I downloaded it, but in the future resave/export it as a PNG...still lossless, but will cut file size by more than half.

Would I benefit from a different than <SSAAMultiplier>1.000000</SSAAMultiplier> value in Customfxcfg?

Depends on how much performance you want to recover, or how much you have to spare.

If your frame rate is very high, you probably want to disable the sharpen filter and increase the SSAA multiplier to both smooth out jaggies and simultaneously get a crisper image.

If you'd like a bit more performance, reduce the SSAA multiplier, then jack up the sharpen filter to recoup some lost detail.
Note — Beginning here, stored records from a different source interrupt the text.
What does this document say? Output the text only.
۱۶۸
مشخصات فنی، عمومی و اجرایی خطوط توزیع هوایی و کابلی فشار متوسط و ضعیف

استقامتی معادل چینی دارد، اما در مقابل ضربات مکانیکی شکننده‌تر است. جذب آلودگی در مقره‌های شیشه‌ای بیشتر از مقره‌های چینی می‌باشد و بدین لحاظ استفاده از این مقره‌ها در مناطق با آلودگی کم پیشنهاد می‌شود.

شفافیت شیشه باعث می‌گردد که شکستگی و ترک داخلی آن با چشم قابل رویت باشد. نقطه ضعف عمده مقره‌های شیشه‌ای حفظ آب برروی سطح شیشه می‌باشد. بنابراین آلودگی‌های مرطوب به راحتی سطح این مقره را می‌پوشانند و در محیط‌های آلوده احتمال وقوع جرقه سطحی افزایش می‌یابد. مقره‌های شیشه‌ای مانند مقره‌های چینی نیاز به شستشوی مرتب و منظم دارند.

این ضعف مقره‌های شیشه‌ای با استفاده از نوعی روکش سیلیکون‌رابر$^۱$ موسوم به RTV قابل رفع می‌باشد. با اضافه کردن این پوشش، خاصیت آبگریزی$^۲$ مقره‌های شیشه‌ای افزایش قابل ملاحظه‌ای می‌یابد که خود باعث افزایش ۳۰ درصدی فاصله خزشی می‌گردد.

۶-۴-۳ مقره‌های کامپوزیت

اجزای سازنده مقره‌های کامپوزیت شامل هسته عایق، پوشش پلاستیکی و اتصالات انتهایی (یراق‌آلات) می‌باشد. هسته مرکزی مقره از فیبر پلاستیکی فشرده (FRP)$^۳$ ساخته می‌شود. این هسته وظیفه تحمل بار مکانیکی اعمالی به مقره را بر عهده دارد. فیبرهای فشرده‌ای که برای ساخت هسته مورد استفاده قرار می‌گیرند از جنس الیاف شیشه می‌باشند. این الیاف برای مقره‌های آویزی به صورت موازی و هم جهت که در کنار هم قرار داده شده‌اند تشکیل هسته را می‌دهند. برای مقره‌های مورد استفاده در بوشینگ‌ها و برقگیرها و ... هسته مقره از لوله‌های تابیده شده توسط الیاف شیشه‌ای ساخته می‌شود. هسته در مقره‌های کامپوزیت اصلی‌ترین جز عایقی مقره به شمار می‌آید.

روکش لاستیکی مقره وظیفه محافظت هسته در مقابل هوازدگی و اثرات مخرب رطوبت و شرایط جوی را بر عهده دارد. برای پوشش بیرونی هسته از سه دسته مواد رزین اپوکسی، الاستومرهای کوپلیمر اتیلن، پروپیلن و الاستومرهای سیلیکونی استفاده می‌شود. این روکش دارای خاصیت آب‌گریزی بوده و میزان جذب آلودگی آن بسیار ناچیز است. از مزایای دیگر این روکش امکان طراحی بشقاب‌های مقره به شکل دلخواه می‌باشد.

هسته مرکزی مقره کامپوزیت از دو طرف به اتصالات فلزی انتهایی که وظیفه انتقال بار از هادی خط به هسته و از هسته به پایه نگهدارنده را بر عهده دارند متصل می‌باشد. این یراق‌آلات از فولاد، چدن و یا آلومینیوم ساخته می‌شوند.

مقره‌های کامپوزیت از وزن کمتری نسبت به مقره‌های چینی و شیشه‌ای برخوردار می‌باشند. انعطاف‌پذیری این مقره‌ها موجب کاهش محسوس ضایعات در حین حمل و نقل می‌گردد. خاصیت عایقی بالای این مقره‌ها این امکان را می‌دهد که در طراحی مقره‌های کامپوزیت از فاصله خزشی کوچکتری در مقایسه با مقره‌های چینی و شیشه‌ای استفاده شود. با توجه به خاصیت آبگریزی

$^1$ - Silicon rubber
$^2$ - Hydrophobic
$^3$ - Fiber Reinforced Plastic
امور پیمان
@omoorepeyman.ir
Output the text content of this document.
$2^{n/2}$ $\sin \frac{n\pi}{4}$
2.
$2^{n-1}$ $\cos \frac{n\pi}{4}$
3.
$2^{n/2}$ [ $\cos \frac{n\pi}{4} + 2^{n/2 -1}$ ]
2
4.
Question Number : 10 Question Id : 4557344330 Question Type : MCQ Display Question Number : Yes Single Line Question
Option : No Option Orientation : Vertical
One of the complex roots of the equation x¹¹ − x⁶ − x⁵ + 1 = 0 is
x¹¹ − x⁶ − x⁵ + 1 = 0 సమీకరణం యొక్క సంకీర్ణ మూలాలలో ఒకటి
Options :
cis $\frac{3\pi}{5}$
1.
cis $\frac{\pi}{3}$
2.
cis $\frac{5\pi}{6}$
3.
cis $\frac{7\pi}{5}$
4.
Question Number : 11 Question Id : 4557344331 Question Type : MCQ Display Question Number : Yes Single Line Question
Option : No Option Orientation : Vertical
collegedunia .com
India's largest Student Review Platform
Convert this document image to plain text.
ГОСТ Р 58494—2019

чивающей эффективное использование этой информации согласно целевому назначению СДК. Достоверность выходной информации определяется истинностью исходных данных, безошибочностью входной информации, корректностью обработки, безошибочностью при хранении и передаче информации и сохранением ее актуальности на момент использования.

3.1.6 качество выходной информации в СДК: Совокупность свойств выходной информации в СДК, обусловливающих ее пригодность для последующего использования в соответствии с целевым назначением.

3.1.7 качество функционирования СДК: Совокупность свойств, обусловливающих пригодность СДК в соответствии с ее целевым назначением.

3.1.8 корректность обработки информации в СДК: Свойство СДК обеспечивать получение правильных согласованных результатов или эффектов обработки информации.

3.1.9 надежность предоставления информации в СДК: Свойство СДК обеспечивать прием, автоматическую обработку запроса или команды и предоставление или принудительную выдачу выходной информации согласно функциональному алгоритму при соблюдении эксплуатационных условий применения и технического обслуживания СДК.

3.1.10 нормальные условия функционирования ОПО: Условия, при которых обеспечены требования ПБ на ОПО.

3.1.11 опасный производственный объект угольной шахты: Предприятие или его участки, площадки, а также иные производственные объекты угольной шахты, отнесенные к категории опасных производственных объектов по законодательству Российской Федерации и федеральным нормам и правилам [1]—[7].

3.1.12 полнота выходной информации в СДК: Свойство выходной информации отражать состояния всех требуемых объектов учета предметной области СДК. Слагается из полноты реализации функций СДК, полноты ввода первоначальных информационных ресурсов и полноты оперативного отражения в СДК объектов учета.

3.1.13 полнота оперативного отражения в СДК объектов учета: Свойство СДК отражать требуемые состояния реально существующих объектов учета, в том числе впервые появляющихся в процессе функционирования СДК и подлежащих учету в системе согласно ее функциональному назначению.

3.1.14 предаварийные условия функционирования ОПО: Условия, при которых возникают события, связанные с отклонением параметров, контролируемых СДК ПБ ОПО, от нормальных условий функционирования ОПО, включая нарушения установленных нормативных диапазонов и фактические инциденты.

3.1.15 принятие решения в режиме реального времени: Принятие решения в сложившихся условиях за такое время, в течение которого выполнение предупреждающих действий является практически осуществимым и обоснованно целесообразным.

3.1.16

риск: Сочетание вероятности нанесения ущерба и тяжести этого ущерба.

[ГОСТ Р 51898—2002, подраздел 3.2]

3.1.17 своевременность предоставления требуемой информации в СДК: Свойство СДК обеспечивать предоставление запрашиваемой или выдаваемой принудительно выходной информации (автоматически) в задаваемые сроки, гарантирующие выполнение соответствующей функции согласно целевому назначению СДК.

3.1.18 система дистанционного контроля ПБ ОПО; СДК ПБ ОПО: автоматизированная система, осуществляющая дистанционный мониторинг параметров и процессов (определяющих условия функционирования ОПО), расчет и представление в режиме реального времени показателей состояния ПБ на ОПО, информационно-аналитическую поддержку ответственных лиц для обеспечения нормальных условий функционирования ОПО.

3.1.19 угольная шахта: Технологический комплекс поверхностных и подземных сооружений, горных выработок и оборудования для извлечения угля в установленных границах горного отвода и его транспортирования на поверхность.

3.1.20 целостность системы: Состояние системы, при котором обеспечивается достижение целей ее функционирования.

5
The amount of performance you gain in a GPU limited scenario (and ED qualifies at this resolution, no matter how good your GPU is, unless you have a hideously slow CPU) is very closely related to the total number of pixels you're rendering relative to native (0.9 SSMA is a 19% reduction in total pixels rendered per frame).

I was previously running a 0.50 sharp. and 0.17 ifg i.e. the default values but the sharpening was very subtle, almost unnoticeable with these settings. The film grain was about the same though.

The ignore film grain setting prevents the filter from smoothing patterns it detects as noise; it's not for adding grain. Elite dangerous doesn't use film grain, and has very few areas I do not want sharpened, so I turned it down to zero, which allows for more sharpening at a lower sharpen setting.